Bunların, ağırlıkla lüks konut inşaatından sağlanan gelirlerle finanse edildiği, lüks konuttan sağlanan gelirin yanında TOKİ’nin ham arsa satarak da finansman sağladığını biliyoruz. En büyük arsa satışı gelirleri Ali Sami Yen ve Likör Fabrikası’ndan. TOKİ’den bu olağanüstü değerli arsayı yaklaşık 1 milyar TL’ye satın alan Aşçıoğlu şirketi , arsayı daha sonra Başbakan Erdoğan’ın İmam Hatip’ten okul arkadaşı olan Türkiye’nin en büyük emlak yatırımcısı Torun’un şirketine sattı. “Torun Center” ismiyle satışa çıkan ve inşaatı devam eden projede daire fiyatları 580 bin dolar ile 4 milyon dolar arasında değişiyor.Toplam 1 milyar TL yatırım tutarına sahip projenin 2015 yılının 3. çeyreğinde tamamlanması planlanıyormuş. Gelin görün ki, Bayraktar’ın sinirlerini bozan Mimarlar Odası burayla ilgili olarak da dava üstüne dava açtı. Mahkeme kazanıldı. Yapılan her şey hukuksuz. Likör projesi hukuksuz, Ali Sami Yen’in yerine dikilen inşaat hukuksuz. Buna bağlı olarak Seyrantepe’de yapılan Telekom Arena da şaibeli duruma düşüyor. Çünkü ortada takas  durumu var. Neden bu kadar kızgınlar, köpürüyorlar sanıyorsunuz?

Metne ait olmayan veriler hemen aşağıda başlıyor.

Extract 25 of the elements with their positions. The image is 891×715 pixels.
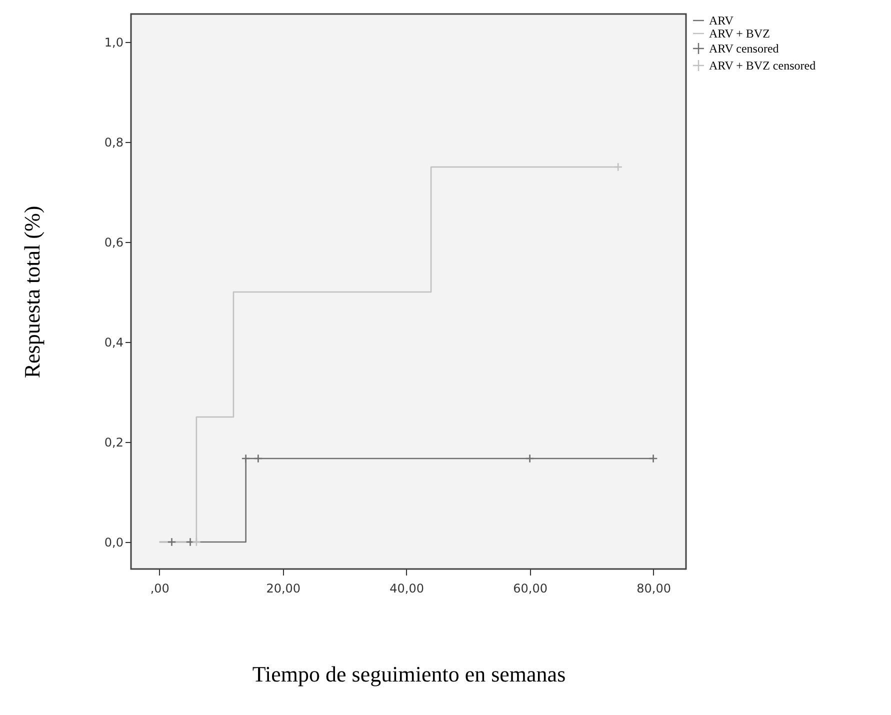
y-tick-label: 0,4 [104,336,124,350]
point [241,454,250,464]
point [186,537,195,547]
legend-label: ARV + BVZ censored [709,58,816,72]
point [648,454,658,464]
point [192,537,201,547]
y-axis-title: Respuesta total (%) [19,206,44,378]
x-tick-label: 40,00 [390,582,424,596]
y-tick-label: 0,0 [104,536,124,550]
legend-label: ARV censored [709,42,779,56]
y-tick-label: 1,0 [104,36,124,50]
x-tick-label: ,00 [150,582,170,596]
point [614,162,623,172]
legend-label: ARV + BVZ [709,26,770,40]
y-tick-label: 0,8 [104,136,124,150]
x-axis-title: Tiempo de seguimiento en semanas [252,662,566,686]
point [254,454,263,464]
point [167,537,176,547]
point [525,454,534,464]
legend-label: ARV [709,14,734,28]
y-tick-label: 0,2 [104,436,124,450]
x-tick-label: 80,00 [636,582,671,596]
y-tick-label: 0,6 [104,236,124,250]
x-tick-label: 20,00 [266,582,301,596]
x-tick-label: 60,00 [513,582,548,596]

Erdoğan Bayraktar’ın korkusu, TOKİ’de başlayan, şimdi Bakanlık ölçeğinde sürdürülen kent rantı talanına Gezi Parkı direnişiyle başlayan ve dalga dalga tüm Türkiye’ye yayılan kentine, meskenine,mekanına sahip çıkma ,direnme anlayışı; bu uğurda insanların  korku eşiğini aşarak copa, kimyasal suya, göz çıkaran mermilere ve verilen canlara rağmen direnişin büyümesi. Artık nerede bir kent imar ihlali varsa, nerede rant istilası varsa, orada Gezi ruhu dolaşıyor gökyüzünde. Bu da Erdoğanların ödünü koparıyor, keyiflerini kaçırıyor.